The more the data, the better AI algorithms can be trained.
The rising popularity of AI is not merely hype but is backed by substantial research and innovations in this field. Among other things, the frameworks developed by tech giants such as Google’s TensorFlow, Facebook’s PyTorch, and Microsoft’s Azure have significantly contributed to the rapid growth of AI.
With that, we’re in a position to halt our discussion on the technological, structural, and functional aspects of AI. Now, let us focus on the next important thing — the impact of AI in human evolution.
The Evolution of Humans and AI
The first significant leap in the evolution of humans was, arguably, the discovery of fire and agricultural methods. Then, more than a thousand years later, we had the internet which, again, transformed the way we think and do things. Primarily, it offered a range of tools that enabled us to perform actions that weren’t otherwise possible.
Now, with the advent and developments in AI, we are experiencing a similar, transformative phase along the trajectory of human evolution. Even in its present nascent stage, AI has opened promising avenues and is transforming almost every industry, including health, finance, transportation, logistics and so on. With further development, AI will only become more efficient itself, but will also enable the evolution of advanced humans. And, as of now, there seem to be at least two ways for this to happen.
Neuralink, as envisioned by Ellon Musk, is striving to develop brain-chips, which will enable us to control technology with our thoughts. If actualized, this would mean that tools and technology would cease to be external entities for humans. Instead, they would become an integral part of us.
At its logical best, this will even allow communicating with one another only by thinking. That is, without speech, or any other form of expression for that matter.
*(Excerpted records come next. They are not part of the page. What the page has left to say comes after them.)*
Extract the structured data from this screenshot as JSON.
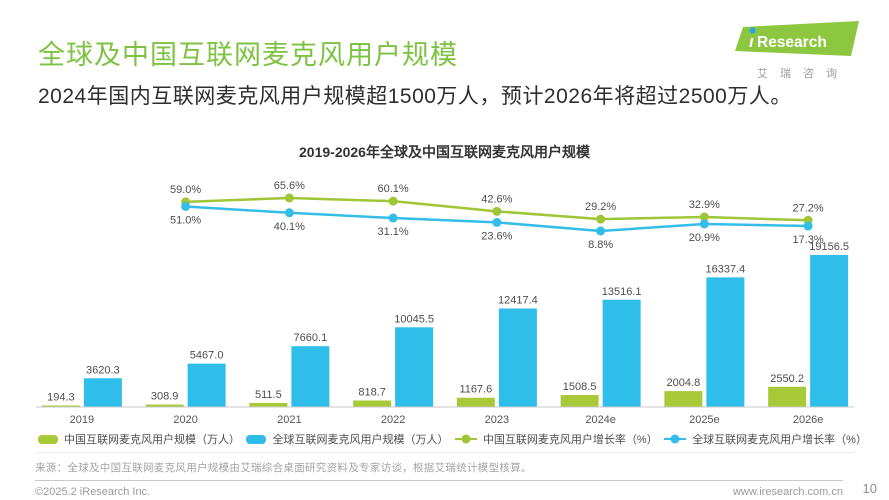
{
  "header": {
    "title": "全球及中国互联网麦克风用户规模",
    "subtitle": "2024年国内互联网麦克风用户规模超1500万人，预计2026年将超过2500万人。"
  },
  "logo": {
    "wordmark_i": "ı",
    "wordmark": "Research",
    "caption": "艾瑞咨询"
  },
  "chart_data": {
    "type": "bar+line",
    "title": "2019-2026年全球及中国互联网麦克风用户规模",
    "categories": [
      "2019",
      "2020",
      "2021",
      "2022",
      "2023",
      "2024e",
      "2025e",
      "2026e"
    ],
    "bar_series": [
      {
        "name": "中国互联网麦克风用户规模（万人）",
        "color": "#a9c938",
        "values": [
          194.3,
          308.9,
          511.5,
          818.7,
          1167.6,
          1508.5,
          2004.8,
          2550.2
        ]
      },
      {
        "name": "全球互联网麦克风用户规模（万人）",
        "color": "#2fbde9",
        "values": [
          3620.3,
          5467.0,
          7660.1,
          10045.5,
          12417.4,
          13516.1,
          16337.4,
          19156.5
        ]
      }
    ],
    "line_series": [
      {
        "name": "中国互联网麦克风用户增长率（%）",
        "color": "#9fc636",
        "x_start_index": 1,
        "values": [
          59.0,
          65.6,
          60.1,
          42.6,
          29.2,
          32.9,
          27.2
        ]
      },
      {
        "name": "全球互联网麦克风用户增长率（%）",
        "color": "#35bde9",
        "x_start_index": 1,
        "values": [
          51.0,
          40.1,
          31.1,
          23.6,
          8.8,
          20.9,
          17.3
        ]
      }
    ],
    "ylabel": "",
    "xlabel": "",
    "grid": false,
    "legend_position": "bottom",
    "bar_axis_max": 19156.5,
    "line_axis_unit": "%"
  },
  "footer": {
    "source": "来源：全球及中国互联网麦克风用户规模由艾瑞综合桌面研究资料及专家访谈，根据艾瑞统计模型核算。",
    "copyright": "©2025.2 iResearch Inc.",
    "website": "www.iresearch.com.cn",
    "page_number": "10"
  },
  "colors": {
    "title_green": "#7ec242",
    "logo_green": "#8dc63f",
    "logo_dot_blue": "#2da7df",
    "axis_line": "#c8c8c8",
    "label_gray": "#4d4d4d"
  }
}
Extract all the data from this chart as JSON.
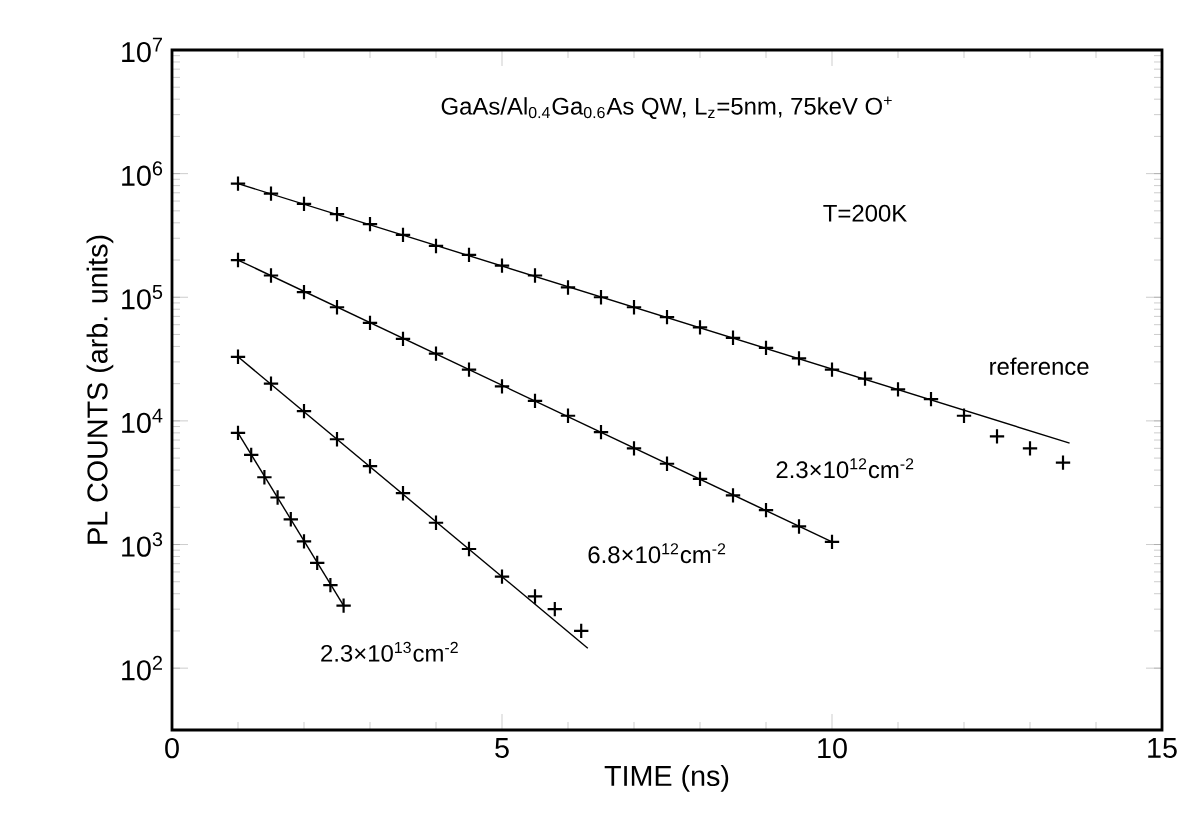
{
  "chart_data": {
    "type": "scatter",
    "xlabel": "TIME (ns)",
    "ylabel": "PL COUNTS (arb. units)",
    "log": "y",
    "marker": "cross",
    "xlim": [
      0,
      15
    ],
    "xticks": [
      0,
      5,
      10,
      15
    ],
    "ylim": [
      31.6,
      10000000
    ],
    "yticks": [
      {
        "value": 100,
        "label": "10$^{2}$"
      },
      {
        "value": 1000,
        "label": "10$^{3}$"
      },
      {
        "value": 10000,
        "label": "10$^{4}$"
      },
      {
        "value": 100000,
        "label": "10$^{5}$"
      },
      {
        "value": 1000000,
        "label": "10$^{6}$"
      },
      {
        "value": 10000000,
        "label": "10$^{7}$"
      }
    ],
    "series": [
      {
        "color": "#000000",
        "x": [
          1,
          1.5,
          2,
          2.5,
          3,
          3.5,
          4,
          4.5,
          5,
          5.5,
          6,
          6.5,
          7,
          7.5,
          8,
          8.5,
          9,
          9.5,
          10,
          10.5,
          11,
          11.5,
          12,
          12.5,
          13,
          13.5
        ],
        "values": [
          830000,
          690000,
          570000,
          470000,
          390000,
          320000,
          260000,
          220000,
          180000,
          150000,
          120000,
          100000,
          83000,
          69000,
          57000,
          47000,
          39000,
          32000,
          26000,
          22000,
          18000,
          15000,
          11000,
          7500,
          6000,
          4600
        ]
      },
      {
        "type": "line",
        "color": "#000000",
        "line_style": "solid",
        "marker": "none",
        "x": [
          1,
          13.6
        ],
        "values": [
          830000,
          6600
        ]
      },
      {
        "color": "#000000",
        "x": [
          1,
          1.5,
          2,
          2.5,
          3,
          3.5,
          4,
          4.5,
          5,
          5.5,
          6,
          6.5,
          7,
          7.5,
          8,
          8.5,
          9,
          9.5,
          10
        ],
        "values": [
          200000,
          150000,
          110000,
          83000,
          62000,
          46000,
          35000,
          26000,
          19000,
          14500,
          11000,
          8100,
          6000,
          4500,
          3400,
          2500,
          1900,
          1400,
          1050
        ]
      },
      {
        "type": "line",
        "color": "#000000",
        "line_style": "solid",
        "marker": "none",
        "x": [
          1,
          10
        ],
        "values": [
          200000,
          1050
        ]
      },
      {
        "color": "#000000",
        "x": [
          1,
          1.5,
          2,
          2.5,
          3,
          3.5,
          4,
          4.5,
          5,
          5.5,
          5.8,
          6.2
        ],
        "values": [
          33000,
          20000,
          12000,
          7100,
          4300,
          2600,
          1500,
          920,
          550,
          380,
          300,
          200
        ]
      },
      {
        "type": "line",
        "color": "#000000",
        "line_style": "solid",
        "marker": "none",
        "x": [
          1,
          6.3
        ],
        "values": [
          33000,
          145
        ]
      },
      {
        "color": "#000000",
        "x": [
          1,
          1.2,
          1.4,
          1.6,
          1.8,
          2.0,
          2.2,
          2.4,
          2.6
        ],
        "values": [
          8000,
          5300,
          3500,
          2400,
          1600,
          1060,
          710,
          470,
          320
        ]
      },
      {
        "type": "line",
        "color": "#000000",
        "line_style": "solid",
        "marker": "none",
        "x": [
          1,
          2.6
        ],
        "values": [
          8000,
          320
        ]
      }
    ],
    "annotations": [
      "GaAs/Al$_{0.4}$Ga$_{0.6}$As  QW,  L$_{z}$=5nm,  75keV  O$^{+}$",
      "T=200K",
      "reference",
      "2.3×10$^{12}$cm$^{-2}$",
      "6.8×10$^{12}$cm$^{-2}$",
      "2.3×10$^{13}$cm$^{-2}$"
    ]
  }
}
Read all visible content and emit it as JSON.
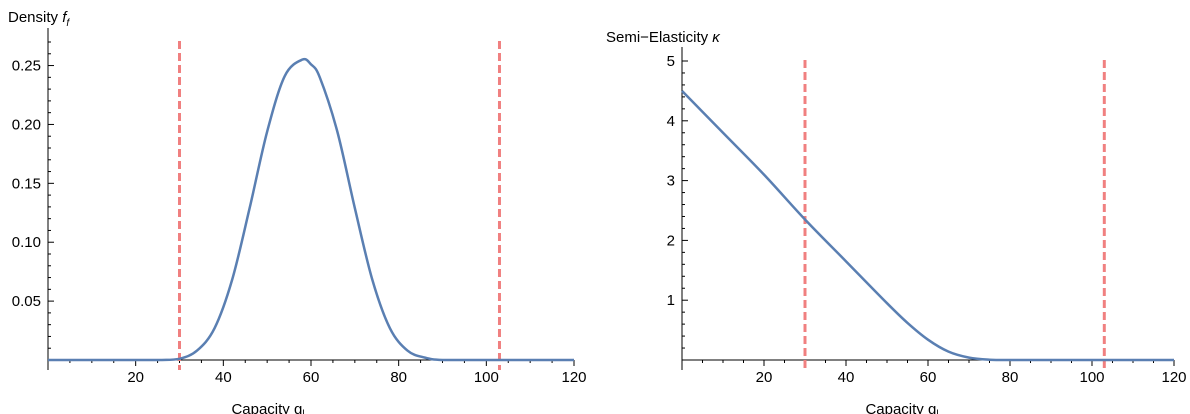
{
  "chart_data": [
    {
      "type": "line",
      "ylabel_main": "Density ",
      "ylabel_italic": "f",
      "ylabel_sub": "f",
      "xlabel_main": "Capacity q",
      "xlabel_sub": "l",
      "xlim": [
        0,
        120
      ],
      "ylim": [
        0,
        0.27
      ],
      "x_ticks": [
        20,
        40,
        60,
        80,
        100,
        120
      ],
      "y_ticks": [
        "0.05",
        "0.10",
        "0.15",
        "0.20",
        "0.25"
      ],
      "y_tick_values": [
        0.05,
        0.1,
        0.15,
        0.2,
        0.25
      ],
      "vlines": [
        30,
        103
      ],
      "series": [
        {
          "x": [
            0,
            10,
            20,
            26,
            30,
            34,
            38,
            42,
            46,
            50,
            54,
            58,
            60,
            62,
            66,
            70,
            74,
            78,
            82,
            86,
            90,
            100,
            110,
            120
          ],
          "y": [
            0,
            0,
            0,
            0,
            0.001,
            0.008,
            0.027,
            0.068,
            0.129,
            0.194,
            0.241,
            0.255,
            0.251,
            0.24,
            0.194,
            0.129,
            0.068,
            0.027,
            0.008,
            0.002,
            0,
            0,
            0,
            0
          ]
        }
      ],
      "colors": {
        "line": "#5a7fb2",
        "vline": "#f08080"
      }
    },
    {
      "type": "line",
      "ylabel_main": "Semi−Elasticity ",
      "ylabel_italic": "κ",
      "xlabel_main": "Capacity q",
      "xlabel_sub": "l",
      "xlim": [
        0,
        120
      ],
      "ylim": [
        0,
        5
      ],
      "x_ticks": [
        20,
        40,
        60,
        80,
        100,
        120
      ],
      "y_ticks": [
        "1",
        "2",
        "3",
        "4",
        "5"
      ],
      "y_tick_values": [
        1,
        2,
        3,
        4,
        5
      ],
      "vlines": [
        30,
        103
      ],
      "series": [
        {
          "x": [
            0,
            10,
            20,
            30,
            40,
            50,
            55,
            60,
            65,
            70,
            75,
            80,
            90,
            100,
            110,
            120
          ],
          "y": [
            4.5,
            3.8,
            3.1,
            2.35,
            1.65,
            0.95,
            0.62,
            0.34,
            0.14,
            0.04,
            0.005,
            0,
            0,
            0,
            0,
            0
          ]
        }
      ],
      "colors": {
        "line": "#5a7fb2",
        "vline": "#f08080"
      }
    }
  ]
}
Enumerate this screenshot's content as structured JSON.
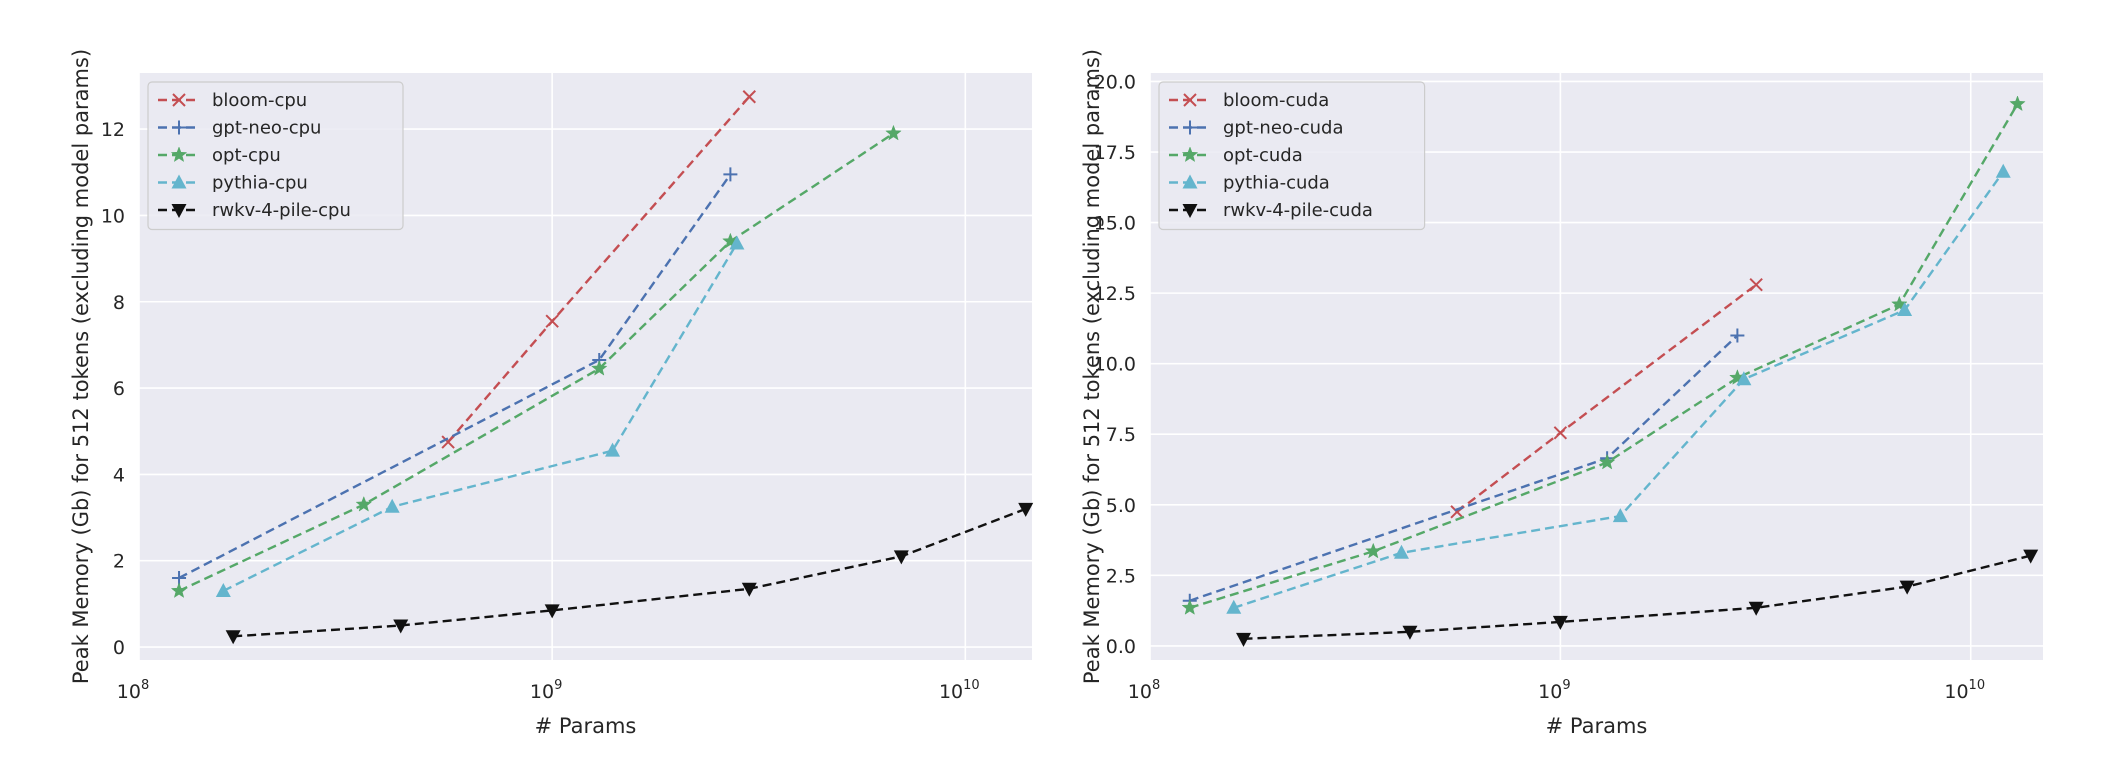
{
  "chart_data": [
    {
      "type": "line",
      "x_scale": "log",
      "xlabel": "# Params",
      "ylabel": "Peak Memory (Gb) for 512 tokens (excluding model params)",
      "xlim": [
        100000000,
        14500000000
      ],
      "ylim": [
        -0.3,
        13.3
      ],
      "x_ticks": [
        {
          "base": "10",
          "exp": "8",
          "value": 100000000
        },
        {
          "base": "10",
          "exp": "9",
          "value": 1000000000
        },
        {
          "base": "10",
          "exp": "10",
          "value": 10000000000
        }
      ],
      "y_ticks": [
        {
          "value": 0,
          "label": "0"
        },
        {
          "value": 2,
          "label": "2"
        },
        {
          "value": 4,
          "label": "4"
        },
        {
          "value": 6,
          "label": "6"
        },
        {
          "value": 8,
          "label": "8"
        },
        {
          "value": 10,
          "label": "10"
        },
        {
          "value": 12,
          "label": "12"
        }
      ],
      "grid": true,
      "legend_position": "top-left",
      "series": [
        {
          "name": "bloom-cpu",
          "color": "#c44e52",
          "marker": "x",
          "points": [
            [
              560000000,
              4.75
            ],
            [
              1000000000,
              7.55
            ],
            [
              3000000000,
              12.75
            ]
          ]
        },
        {
          "name": "gpt-neo-cpu",
          "color": "#4c72b0",
          "marker": "plus",
          "points": [
            [
              125000000,
              1.6
            ],
            [
              1300000000,
              6.65
            ],
            [
              2700000000,
              10.95
            ]
          ]
        },
        {
          "name": "opt-cpu",
          "color": "#55a868",
          "marker": "star",
          "points": [
            [
              125000000,
              1.3
            ],
            [
              350000000,
              3.3
            ],
            [
              1300000000,
              6.45
            ],
            [
              2700000000,
              9.4
            ],
            [
              6700000000,
              11.9
            ]
          ]
        },
        {
          "name": "pythia-cpu",
          "color": "#64b5cd",
          "marker": "triangle-up",
          "points": [
            [
              160000000,
              1.3
            ],
            [
              410000000,
              3.25
            ],
            [
              1400000000,
              4.55
            ],
            [
              2800000000,
              9.35
            ]
          ]
        },
        {
          "name": "rwkv-4-pile-cpu",
          "color": "#111111",
          "marker": "triangle-down",
          "points": [
            [
              169000000,
              0.25
            ],
            [
              430000000,
              0.5
            ],
            [
              1000000000,
              0.85
            ],
            [
              3000000000,
              1.35
            ],
            [
              7000000000,
              2.1
            ],
            [
              14000000000,
              3.2
            ]
          ]
        }
      ]
    },
    {
      "type": "line",
      "x_scale": "log",
      "xlabel": "# Params",
      "ylabel": "Peak Memory (Gb) for 512 tokens (excluding model params)",
      "xlim": [
        100000000,
        15000000000
      ],
      "ylim": [
        -0.5,
        20.3
      ],
      "x_ticks": [
        {
          "base": "10",
          "exp": "8",
          "value": 100000000
        },
        {
          "base": "10",
          "exp": "9",
          "value": 1000000000
        },
        {
          "base": "10",
          "exp": "10",
          "value": 10000000000
        }
      ],
      "y_ticks": [
        {
          "value": 0,
          "label": "0.0"
        },
        {
          "value": 2.5,
          "label": "2.5"
        },
        {
          "value": 5,
          "label": "5.0"
        },
        {
          "value": 7.5,
          "label": "7.5"
        },
        {
          "value": 10,
          "label": "10.0"
        },
        {
          "value": 12.5,
          "label": "12.5"
        },
        {
          "value": 15,
          "label": "15.0"
        },
        {
          "value": 17.5,
          "label": "17.5"
        },
        {
          "value": 20,
          "label": "20.0"
        }
      ],
      "grid": true,
      "legend_position": "top-left",
      "series": [
        {
          "name": "bloom-cuda",
          "color": "#c44e52",
          "marker": "x",
          "points": [
            [
              560000000,
              4.75
            ],
            [
              1000000000,
              7.55
            ],
            [
              3000000000,
              12.8
            ]
          ]
        },
        {
          "name": "gpt-neo-cuda",
          "color": "#4c72b0",
          "marker": "plus",
          "points": [
            [
              125000000,
              1.6
            ],
            [
              1300000000,
              6.65
            ],
            [
              2700000000,
              11.0
            ]
          ]
        },
        {
          "name": "opt-cuda",
          "color": "#55a868",
          "marker": "star",
          "points": [
            [
              125000000,
              1.35
            ],
            [
              350000000,
              3.35
            ],
            [
              1300000000,
              6.5
            ],
            [
              2700000000,
              9.5
            ],
            [
              6700000000,
              12.1
            ],
            [
              13000000000,
              19.2
            ]
          ]
        },
        {
          "name": "pythia-cuda",
          "color": "#64b5cd",
          "marker": "triangle-up",
          "points": [
            [
              160000000,
              1.35
            ],
            [
              410000000,
              3.3
            ],
            [
              1400000000,
              4.6
            ],
            [
              2800000000,
              9.45
            ],
            [
              6900000000,
              11.9
            ],
            [
              12000000000,
              16.8
            ]
          ]
        },
        {
          "name": "rwkv-4-pile-cuda",
          "color": "#111111",
          "marker": "triangle-down",
          "points": [
            [
              169000000,
              0.25
            ],
            [
              430000000,
              0.5
            ],
            [
              1000000000,
              0.85
            ],
            [
              3000000000,
              1.35
            ],
            [
              7000000000,
              2.1
            ],
            [
              14000000000,
              3.2
            ]
          ]
        }
      ]
    }
  ]
}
In other words, we would be able to transmit our thoughts, just as we can send emails today.
In its present stage, the Bluetooth-enabled Neuralink device can interact with mobile devices such as iPhones.
Biotechnology has, for long, been performing research in Genome Editing, using technology such as CRISPR-Cas9. With AI, the prospects of such techniques could be taken to an altogether different level.
Among other things, genome manipulation can help increase our cognitive abilities. In this context, mature AI can be trained to run simulations of genetic structures that enhance cognition. In turn, this has the potential to enable the discovery of mutations for the development of the human brain.
The Road Ahead
At present, these may apparently seem to be mere theoretical possibilities. Yet, even then, their promise is undeniable. Moreover, the rate at which we are developing these technologies, it is quite likely that we create more mature forms of AI in the near future.
And, when it happens, it will inevitably question our readiness to adapt to the exponential changes that the use of AI facilitates. With AI’s evolution, we, the creators, will have to evolve as well, if we are to keep pace with our creation. It is only then that we will be able to reap the optimal benefits of this promising technology and ensure a better life for ourselves.
The domain of AI and its relationship with humans is rife with moral and ethical dilemmas. Such paranoia is somewhat naive, especially if we truly grasp the enabling technologies, as well as their implications.